The condition will usually fade away on its own and there is no cure for the condition. There aren’t many helpful treatments but sometimes topical steroids will be prescribed to help with itching. Excessive exercise, viral infections, some food sensitivities, medications and standing for long periods of time are thought to trigger the condition.

Read More: What does a normal mole look like?

Lichen simplex

Lichen simplex is a localized form of eczema that results from repetitive itching, scratching or rubbing of an area. The initial itch can be caused by many things, from psoriasis to an insect bite, but lichen simplex occurs when the area becomes thickened and plaques begin to form.

Other symptoms include scratch marks, a scaly texture, broken hairs, and different pigmentation than the surrounding skin.

Nodular prurigo

Nodular prurigo is when itchy, hard lumps appear on the skin, especially on the legs. The lump is usually 1-3 cm in diameter and can have a wart-like texture. The lesion may start as a small red bump and can worsen over time, becoming crusty or scaly.

Eventually, the lesion may become darker than the surrounding skin and other prurigo lesions will group around the initial lesion. The condition usually begins on the lower arms and legs but other areas can also be affected. The exact cause of the condition is unknown but can usually be treated with emollients, Antihistamines, topical steroid creams, and other topical and non-topical mediations.

Read More: The color of your skin mole

Psoriasis

Psoriasis is a chronic skin disease that causes red, scaly and itchy plaques to form on the skin. It is caused by skin cells multiplying faster than normal.

Psoriasis can also take the form of small red spots, pus-filled bumps, red patches that feel sore or as skin that becomes bright red and appears burnt.

It often occurs on the knees, elbows, and scalp, and, although it is incurable, it usually responds well to treatment.  Treatments include topical creams, medicines, ultraviolet light treatments and more.

Lichen Planus

Lichen planus is an inflammatory skin condition that occurs on the skin and mucosal surfaces.

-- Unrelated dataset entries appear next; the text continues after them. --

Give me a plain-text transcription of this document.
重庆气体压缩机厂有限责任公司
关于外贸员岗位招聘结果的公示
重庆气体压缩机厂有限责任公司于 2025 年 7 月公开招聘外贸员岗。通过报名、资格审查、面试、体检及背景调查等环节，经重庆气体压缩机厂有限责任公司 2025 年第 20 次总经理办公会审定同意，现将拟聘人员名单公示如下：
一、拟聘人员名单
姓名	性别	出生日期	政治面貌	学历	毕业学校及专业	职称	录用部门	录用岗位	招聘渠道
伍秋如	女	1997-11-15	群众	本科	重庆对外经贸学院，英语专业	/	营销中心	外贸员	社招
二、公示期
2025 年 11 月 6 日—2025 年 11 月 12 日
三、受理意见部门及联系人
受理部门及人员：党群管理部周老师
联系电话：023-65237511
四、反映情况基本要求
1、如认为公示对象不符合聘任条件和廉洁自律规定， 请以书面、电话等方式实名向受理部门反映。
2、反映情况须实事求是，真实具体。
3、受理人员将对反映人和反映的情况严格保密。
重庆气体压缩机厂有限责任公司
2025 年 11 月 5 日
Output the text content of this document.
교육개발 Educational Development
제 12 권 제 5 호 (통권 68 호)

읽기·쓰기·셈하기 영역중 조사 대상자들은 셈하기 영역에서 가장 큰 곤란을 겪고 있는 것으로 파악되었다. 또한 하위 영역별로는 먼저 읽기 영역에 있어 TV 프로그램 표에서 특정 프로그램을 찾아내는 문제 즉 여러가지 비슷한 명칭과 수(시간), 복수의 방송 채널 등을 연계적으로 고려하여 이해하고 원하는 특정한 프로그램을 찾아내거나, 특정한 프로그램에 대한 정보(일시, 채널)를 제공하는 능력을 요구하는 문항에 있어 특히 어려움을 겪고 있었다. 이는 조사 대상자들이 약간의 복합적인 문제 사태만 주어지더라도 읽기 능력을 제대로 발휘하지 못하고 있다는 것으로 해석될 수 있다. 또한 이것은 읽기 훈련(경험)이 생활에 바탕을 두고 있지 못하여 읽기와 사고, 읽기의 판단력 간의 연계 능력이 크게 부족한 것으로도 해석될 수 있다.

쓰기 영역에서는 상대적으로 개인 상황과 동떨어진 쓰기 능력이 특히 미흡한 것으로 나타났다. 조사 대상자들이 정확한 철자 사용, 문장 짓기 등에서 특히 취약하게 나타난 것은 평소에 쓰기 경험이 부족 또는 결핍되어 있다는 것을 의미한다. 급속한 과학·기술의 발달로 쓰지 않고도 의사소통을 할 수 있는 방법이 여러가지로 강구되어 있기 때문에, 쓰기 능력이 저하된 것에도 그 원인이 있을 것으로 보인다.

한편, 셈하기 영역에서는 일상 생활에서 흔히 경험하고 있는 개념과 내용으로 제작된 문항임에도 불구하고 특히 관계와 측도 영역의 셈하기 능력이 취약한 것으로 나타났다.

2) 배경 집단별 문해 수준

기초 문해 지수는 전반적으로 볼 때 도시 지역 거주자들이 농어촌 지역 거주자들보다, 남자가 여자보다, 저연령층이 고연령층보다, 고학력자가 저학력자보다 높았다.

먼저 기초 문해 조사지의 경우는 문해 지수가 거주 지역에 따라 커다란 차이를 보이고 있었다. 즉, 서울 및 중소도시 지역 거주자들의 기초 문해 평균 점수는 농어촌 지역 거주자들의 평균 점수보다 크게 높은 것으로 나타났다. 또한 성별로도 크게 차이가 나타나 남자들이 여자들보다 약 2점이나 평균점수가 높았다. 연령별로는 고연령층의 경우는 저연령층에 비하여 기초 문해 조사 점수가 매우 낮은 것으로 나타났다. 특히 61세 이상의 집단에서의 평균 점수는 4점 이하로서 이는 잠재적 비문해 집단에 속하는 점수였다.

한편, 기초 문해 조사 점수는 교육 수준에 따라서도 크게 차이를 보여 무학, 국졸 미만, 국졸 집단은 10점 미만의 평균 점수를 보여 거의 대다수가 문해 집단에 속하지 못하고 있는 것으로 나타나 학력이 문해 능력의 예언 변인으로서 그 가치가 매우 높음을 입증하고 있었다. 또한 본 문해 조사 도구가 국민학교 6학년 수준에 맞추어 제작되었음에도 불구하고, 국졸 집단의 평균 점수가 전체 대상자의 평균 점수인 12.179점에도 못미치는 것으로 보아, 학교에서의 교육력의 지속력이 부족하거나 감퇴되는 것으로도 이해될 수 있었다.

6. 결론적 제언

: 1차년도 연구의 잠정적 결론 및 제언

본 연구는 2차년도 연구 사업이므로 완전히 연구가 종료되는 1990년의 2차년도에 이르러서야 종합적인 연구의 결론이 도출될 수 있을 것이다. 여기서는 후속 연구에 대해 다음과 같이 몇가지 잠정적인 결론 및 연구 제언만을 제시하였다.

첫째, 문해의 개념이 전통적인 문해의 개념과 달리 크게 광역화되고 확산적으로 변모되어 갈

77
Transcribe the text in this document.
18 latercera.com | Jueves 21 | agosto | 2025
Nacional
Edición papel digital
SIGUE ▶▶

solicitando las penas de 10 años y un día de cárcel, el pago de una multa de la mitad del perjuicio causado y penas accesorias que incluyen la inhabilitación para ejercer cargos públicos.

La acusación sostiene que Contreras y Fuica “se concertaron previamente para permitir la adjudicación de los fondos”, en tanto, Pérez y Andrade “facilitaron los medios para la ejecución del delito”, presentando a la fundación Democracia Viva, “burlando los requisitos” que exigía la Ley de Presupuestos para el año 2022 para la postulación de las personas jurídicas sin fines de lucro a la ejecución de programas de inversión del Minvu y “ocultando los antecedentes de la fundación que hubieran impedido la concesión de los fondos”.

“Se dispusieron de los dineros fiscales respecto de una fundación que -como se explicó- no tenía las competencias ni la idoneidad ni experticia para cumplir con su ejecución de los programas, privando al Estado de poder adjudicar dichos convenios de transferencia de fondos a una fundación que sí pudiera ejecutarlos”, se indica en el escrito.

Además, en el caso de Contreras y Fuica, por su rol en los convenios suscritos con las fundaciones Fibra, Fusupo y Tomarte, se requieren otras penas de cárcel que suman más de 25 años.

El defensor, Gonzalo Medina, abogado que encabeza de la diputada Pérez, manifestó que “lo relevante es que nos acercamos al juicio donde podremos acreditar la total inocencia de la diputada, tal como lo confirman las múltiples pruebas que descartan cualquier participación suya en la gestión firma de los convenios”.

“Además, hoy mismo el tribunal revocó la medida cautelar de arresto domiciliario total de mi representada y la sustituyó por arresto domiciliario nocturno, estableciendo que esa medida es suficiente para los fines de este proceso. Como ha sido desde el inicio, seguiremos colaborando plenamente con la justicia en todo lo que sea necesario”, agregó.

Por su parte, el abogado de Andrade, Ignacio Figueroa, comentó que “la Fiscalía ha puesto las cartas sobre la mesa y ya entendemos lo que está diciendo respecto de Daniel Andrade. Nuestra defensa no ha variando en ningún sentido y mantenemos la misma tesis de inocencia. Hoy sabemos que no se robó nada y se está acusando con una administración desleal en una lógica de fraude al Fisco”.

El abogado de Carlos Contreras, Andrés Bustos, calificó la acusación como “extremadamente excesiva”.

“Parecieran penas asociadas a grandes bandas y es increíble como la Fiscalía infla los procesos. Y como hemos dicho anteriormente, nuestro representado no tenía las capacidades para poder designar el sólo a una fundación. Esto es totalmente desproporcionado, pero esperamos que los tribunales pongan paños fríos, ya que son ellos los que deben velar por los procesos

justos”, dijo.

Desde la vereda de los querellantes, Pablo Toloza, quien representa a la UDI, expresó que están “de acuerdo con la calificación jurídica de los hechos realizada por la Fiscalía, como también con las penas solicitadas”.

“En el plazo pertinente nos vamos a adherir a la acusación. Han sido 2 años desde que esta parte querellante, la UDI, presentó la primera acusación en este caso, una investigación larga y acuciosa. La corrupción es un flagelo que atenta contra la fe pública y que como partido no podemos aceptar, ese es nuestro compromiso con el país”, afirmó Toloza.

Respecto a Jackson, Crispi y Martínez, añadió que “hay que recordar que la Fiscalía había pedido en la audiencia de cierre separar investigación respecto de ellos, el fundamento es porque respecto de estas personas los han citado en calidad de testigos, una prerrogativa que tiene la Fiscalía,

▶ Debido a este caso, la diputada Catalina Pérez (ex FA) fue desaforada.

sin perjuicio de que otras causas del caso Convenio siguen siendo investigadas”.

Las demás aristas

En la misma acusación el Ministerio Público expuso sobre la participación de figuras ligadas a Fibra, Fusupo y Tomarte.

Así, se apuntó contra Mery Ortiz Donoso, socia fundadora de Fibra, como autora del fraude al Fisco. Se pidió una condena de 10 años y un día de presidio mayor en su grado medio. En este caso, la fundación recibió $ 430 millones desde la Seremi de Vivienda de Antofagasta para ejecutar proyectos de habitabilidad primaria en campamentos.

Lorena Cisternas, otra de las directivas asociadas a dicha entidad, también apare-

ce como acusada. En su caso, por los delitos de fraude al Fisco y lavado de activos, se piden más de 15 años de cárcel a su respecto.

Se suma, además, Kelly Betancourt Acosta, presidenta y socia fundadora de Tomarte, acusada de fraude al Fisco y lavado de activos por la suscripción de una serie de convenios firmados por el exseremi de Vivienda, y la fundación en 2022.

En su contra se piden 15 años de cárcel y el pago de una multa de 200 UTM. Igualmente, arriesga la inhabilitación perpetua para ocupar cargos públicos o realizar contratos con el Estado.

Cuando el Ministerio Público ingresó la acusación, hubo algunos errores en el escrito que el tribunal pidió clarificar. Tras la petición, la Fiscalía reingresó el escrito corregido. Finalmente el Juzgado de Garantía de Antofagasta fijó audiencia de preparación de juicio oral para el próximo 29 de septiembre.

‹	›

It is an autoimmune disease where an unknown protein in the skin and mucosal keratinocytes comes under attack by inflammatory cells.

Lichen planus can occur from a variety of reasons including stress, scratches to the skin, a viral infection or from certain drugs. The condition appears as papules and plaques that are shiny and have flat tops. Sizes can range and they can occur anywhere but are most frequently found on the wrists, ankles and lower back.

Many times the lesions are purple or violet in color. Treatment for this condition is not always necessary but when treatment is given it is usually in the form of topical or injected steroids, retinoids or other topical creams.